When on the City Council, I plan to fight for - and win - the following changes:
* The City Council needs to put forth a plan to defund, disarm, and disband the police department. Strong police forces do not provide safety. Strong communities provide safety. The City Council’s disempowerment of the community while over-powering the police through the curfew makes clear our Council’s profound lack of understanding that it is poorly run police forces that endanger communities, not presumed looters.
* The City must commit to a more representative city government. The leadership positions in our city government and leadership must reflect our diverse population, including representation by communities of color, women, and in particular, women of color. We also need socio-economic diversity in our leadership. With campaigns requiring financial sacrifice, and elected officials paid less than minimum wage, we exclude a majority of our most qualified, capable, prepared potential candidates. It is no wonder that our elected leadership are often out of touch with the lived reality of most residents. In Palo Alto, we can afford to have publicly financed elections, and we can pay our elected officials a living wage - while also prohibiting all conflicts of interest. We must stand in solidarity with our residents and stop the practice of selling our government roles to the highest bidder.
* The City Council needs to recognize that financial injustice is one of the many ways that we perpetuate the unjust and racially biased status quo. Palo Alto needs to put a permanent stop to our system of corporate welfare at the hands of our residents. For too long we have subsidized our wealthiest landlords and biggest employers with tax exemptions, variances from zoning, and outsized control on the Planning Commission. Time to put the 2% business tax back on the ballot, exempting all small and mid sized businesses.
* Palo Alto needs to support and encourage all state initiatives that promote fairness and that level the playing field on behalf of our residents and communities. In particular, the City Council must wholly, unequivocally endorse the split roll initiative, Families and Communities First. We need to require our wealthiest commercial developers and largest landlords to pay their fare share. The unjust enrichment of the wealthiest few is siphoning money from our communities and public schools. We must remember that economic issues are inextricably intertwined with racism and oppression of minorities.

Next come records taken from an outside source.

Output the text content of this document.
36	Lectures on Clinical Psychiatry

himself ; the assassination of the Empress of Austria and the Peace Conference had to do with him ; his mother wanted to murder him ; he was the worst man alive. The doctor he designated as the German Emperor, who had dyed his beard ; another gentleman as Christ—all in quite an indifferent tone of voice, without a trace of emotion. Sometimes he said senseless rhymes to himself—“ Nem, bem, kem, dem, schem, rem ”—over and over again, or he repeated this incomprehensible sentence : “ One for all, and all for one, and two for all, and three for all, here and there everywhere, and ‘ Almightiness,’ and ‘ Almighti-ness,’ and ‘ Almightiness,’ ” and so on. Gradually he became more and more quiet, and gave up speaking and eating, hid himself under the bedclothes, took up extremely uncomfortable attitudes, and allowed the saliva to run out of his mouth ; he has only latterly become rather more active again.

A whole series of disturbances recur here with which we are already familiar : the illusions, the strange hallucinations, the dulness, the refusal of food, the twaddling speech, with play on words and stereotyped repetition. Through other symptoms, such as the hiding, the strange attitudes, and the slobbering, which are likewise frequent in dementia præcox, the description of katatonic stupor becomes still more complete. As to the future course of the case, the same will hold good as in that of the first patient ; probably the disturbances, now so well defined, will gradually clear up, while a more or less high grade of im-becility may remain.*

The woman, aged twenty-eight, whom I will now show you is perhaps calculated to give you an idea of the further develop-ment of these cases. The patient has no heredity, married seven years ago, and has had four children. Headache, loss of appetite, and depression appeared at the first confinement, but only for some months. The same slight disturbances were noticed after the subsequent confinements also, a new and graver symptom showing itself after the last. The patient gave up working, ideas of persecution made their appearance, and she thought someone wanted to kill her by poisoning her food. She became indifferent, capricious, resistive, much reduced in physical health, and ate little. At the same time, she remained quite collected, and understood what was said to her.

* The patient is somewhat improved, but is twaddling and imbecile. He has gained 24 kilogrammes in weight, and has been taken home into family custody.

* We must share all our resources with our neighbors and end our racist tradition of closing Palo Alto communities services to those beyond our city limits. At very least, to start, we must open Foothill Park to non-residents. We must share with our neighbors not just because it is the right thing to do, but also because we become better when we do so.
Real change in Palo Alto is long overdue. Let’s come together to make this happen. Now more than ever, our city government must take a stand that Black Lives Matter. We cannot be complicit any longer.